The book the element of the musical that consists of plot, characters, and spoken dialogue. The book writer is the person who develops the plot, characters, and dialogue for the stage. These can be original, or an adaptation of an older work (movie, novel, non-musical play, etc.), or based on a historical situation. It is the book writer's responsibility to ensure that the musical has a satisfactory dramatic arc.
The Wikipedia entry for book writer says:
The book writer is the member of a musical's writing team who creates the book—the musical's plot, character development, and dramatic structure. Essentially, the book writer is the playwright of the musical, working very closely in collaboration with the lyricist and composer to create an integrated piece of drama.

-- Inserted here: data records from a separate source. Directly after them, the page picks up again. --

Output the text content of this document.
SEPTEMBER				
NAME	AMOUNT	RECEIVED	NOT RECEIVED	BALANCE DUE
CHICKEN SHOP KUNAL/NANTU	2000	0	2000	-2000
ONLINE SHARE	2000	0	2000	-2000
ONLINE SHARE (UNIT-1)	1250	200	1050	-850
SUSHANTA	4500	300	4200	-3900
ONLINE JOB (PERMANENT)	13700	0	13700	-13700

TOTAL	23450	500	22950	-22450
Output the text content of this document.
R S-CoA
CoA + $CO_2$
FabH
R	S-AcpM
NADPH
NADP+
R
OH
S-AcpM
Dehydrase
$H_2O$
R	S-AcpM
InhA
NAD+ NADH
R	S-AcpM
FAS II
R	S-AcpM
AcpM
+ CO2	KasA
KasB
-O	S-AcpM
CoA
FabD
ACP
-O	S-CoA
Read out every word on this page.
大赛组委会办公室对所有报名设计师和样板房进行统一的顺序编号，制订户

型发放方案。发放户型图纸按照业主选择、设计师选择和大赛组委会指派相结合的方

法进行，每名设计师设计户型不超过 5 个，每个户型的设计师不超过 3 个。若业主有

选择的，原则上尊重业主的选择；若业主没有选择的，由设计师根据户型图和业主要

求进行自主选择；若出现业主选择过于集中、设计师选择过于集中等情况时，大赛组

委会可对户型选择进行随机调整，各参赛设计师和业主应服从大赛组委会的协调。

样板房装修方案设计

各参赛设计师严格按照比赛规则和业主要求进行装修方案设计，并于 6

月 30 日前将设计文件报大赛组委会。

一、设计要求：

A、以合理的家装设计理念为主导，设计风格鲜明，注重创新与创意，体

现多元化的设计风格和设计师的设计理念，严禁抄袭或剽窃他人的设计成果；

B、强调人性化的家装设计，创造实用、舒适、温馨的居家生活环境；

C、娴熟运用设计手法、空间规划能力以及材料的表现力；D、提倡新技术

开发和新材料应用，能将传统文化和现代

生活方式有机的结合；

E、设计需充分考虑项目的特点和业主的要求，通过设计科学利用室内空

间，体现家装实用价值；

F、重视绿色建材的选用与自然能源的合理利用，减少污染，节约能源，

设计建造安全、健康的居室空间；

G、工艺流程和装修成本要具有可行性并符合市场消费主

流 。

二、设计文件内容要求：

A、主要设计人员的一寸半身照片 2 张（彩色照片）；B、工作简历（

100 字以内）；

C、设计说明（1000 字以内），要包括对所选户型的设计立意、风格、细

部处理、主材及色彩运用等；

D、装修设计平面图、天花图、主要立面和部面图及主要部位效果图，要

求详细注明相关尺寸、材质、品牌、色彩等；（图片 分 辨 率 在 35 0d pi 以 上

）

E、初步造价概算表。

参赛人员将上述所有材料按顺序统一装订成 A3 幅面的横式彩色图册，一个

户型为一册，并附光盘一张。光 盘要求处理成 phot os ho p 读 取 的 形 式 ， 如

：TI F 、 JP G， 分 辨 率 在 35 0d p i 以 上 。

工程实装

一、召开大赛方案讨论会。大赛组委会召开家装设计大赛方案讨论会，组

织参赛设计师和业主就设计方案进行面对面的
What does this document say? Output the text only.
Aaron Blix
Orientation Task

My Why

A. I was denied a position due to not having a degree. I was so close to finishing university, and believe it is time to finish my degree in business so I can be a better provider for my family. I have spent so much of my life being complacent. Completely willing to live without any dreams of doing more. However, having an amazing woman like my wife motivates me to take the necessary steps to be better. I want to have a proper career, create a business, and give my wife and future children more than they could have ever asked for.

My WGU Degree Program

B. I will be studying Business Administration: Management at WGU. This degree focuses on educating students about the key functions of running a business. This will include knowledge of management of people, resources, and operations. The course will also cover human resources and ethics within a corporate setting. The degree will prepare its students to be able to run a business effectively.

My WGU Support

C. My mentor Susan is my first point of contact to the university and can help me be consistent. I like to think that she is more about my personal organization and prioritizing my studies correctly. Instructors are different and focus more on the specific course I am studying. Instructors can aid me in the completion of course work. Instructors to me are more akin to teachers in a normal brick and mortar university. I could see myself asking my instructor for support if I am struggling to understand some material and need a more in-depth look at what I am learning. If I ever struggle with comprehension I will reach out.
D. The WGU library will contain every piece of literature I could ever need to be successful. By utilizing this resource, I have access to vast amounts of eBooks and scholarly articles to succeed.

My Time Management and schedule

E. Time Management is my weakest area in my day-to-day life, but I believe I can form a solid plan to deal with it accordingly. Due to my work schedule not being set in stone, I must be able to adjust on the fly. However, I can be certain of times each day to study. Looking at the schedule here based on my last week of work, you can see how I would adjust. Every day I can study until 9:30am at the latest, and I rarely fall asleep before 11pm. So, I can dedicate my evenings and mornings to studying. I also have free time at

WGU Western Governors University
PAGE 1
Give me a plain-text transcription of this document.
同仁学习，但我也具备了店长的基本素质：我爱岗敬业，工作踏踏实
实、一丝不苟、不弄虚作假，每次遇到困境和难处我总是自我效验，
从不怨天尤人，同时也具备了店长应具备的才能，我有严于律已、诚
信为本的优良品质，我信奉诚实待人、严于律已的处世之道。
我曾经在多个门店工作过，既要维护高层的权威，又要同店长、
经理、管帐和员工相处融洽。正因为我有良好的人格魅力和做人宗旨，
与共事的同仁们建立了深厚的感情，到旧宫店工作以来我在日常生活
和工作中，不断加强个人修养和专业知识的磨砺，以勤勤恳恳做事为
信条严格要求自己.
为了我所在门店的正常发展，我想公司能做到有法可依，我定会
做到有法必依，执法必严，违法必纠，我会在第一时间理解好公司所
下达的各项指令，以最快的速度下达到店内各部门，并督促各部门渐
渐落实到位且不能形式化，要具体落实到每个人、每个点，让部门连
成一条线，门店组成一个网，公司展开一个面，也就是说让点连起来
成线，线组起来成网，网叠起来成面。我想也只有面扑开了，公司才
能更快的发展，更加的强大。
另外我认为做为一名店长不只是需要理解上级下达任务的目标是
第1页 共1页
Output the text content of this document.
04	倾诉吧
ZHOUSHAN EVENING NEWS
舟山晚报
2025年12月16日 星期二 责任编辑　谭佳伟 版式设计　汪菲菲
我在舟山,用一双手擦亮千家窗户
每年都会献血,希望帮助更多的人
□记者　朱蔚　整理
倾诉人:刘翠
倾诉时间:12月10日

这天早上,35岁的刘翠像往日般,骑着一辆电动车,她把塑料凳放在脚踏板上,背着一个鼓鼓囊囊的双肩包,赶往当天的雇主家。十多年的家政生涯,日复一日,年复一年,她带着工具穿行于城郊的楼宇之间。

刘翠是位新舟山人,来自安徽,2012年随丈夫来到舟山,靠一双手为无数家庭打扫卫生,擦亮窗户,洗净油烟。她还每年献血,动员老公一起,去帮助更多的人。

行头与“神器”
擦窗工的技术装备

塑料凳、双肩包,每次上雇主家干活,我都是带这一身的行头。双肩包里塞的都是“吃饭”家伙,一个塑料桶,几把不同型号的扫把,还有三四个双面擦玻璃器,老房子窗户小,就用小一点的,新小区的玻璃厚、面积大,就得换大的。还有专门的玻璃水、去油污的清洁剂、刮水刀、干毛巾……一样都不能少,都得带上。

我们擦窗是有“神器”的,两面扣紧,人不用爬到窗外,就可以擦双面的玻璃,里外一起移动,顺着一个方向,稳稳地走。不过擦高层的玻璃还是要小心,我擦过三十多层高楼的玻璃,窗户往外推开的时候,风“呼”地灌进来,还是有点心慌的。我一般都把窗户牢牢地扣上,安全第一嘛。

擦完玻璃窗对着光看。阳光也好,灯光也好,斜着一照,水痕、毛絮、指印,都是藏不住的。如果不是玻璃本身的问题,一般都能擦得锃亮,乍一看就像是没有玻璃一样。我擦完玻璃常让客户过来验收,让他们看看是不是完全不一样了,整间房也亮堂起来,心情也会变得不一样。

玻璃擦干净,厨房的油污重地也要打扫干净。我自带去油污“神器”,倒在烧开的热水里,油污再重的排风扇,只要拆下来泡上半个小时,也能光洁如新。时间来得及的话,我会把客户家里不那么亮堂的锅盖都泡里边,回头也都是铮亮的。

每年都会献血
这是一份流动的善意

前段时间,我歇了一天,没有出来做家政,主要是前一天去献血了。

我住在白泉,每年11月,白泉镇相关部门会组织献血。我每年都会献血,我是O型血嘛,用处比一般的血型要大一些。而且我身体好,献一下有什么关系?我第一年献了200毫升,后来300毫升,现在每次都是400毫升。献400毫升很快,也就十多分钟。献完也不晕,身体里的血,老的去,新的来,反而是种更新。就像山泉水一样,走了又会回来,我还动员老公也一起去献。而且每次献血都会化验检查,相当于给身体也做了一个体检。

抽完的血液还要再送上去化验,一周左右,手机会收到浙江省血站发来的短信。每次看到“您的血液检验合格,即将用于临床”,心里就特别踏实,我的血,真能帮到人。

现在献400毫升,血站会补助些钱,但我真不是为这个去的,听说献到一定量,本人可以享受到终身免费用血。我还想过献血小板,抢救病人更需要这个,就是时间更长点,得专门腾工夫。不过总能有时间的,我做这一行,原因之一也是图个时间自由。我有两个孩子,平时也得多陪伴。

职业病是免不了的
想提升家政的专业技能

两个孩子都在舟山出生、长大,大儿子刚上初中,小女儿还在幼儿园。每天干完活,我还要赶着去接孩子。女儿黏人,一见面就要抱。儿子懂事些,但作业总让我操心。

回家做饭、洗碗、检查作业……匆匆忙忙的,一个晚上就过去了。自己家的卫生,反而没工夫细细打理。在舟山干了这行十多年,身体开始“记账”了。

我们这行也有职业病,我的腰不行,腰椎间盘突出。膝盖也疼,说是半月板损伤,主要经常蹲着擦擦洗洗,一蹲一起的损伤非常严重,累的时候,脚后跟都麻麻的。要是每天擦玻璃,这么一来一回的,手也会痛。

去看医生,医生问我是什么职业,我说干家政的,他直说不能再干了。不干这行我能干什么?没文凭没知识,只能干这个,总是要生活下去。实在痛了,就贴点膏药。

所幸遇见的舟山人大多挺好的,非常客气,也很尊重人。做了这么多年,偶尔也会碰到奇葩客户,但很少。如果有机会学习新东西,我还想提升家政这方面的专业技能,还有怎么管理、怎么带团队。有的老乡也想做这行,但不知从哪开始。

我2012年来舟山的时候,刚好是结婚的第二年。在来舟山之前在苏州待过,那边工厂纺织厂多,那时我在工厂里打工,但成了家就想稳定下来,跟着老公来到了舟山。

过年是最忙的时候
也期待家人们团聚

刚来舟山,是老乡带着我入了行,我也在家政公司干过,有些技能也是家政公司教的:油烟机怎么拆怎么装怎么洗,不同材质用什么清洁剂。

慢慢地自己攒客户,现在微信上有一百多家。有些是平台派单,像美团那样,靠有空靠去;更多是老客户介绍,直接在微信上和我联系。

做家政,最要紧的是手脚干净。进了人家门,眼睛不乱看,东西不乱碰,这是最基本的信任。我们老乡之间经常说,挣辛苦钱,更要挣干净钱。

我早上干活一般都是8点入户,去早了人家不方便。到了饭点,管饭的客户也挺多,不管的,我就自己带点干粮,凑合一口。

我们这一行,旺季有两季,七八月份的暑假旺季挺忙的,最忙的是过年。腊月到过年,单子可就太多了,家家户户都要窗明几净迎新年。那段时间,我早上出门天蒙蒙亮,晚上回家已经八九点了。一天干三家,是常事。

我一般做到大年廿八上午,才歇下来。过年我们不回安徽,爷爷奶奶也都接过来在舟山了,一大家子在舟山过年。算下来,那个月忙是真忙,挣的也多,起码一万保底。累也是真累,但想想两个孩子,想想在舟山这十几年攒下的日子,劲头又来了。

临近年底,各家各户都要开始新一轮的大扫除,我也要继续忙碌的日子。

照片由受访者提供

There is a common misconception that the book writer merely writes the dialogue; though the book does include the musical's spoken text, it is much more than that, defining and organizing the dramatic action of the entire piece, including action that is musicalized by the songwriter(s). Even "sung-through," "operatic," or "through-composed" musicals, where there is little, if any, spoken text, require as much contribution from a book writer as do musicals with extensive dialogue scenes.
The book writer is often also the musical's lyricist, composer, or director.
The script for a musical consists of the book as well as the lyrics. Sometimes the book writer also writes the lyrics, and perhaps even the music, e.g., as Lin-Manuel Miranda did for Hamilton. But more typically, those are distinct roles, as with Bonnie and Clyde.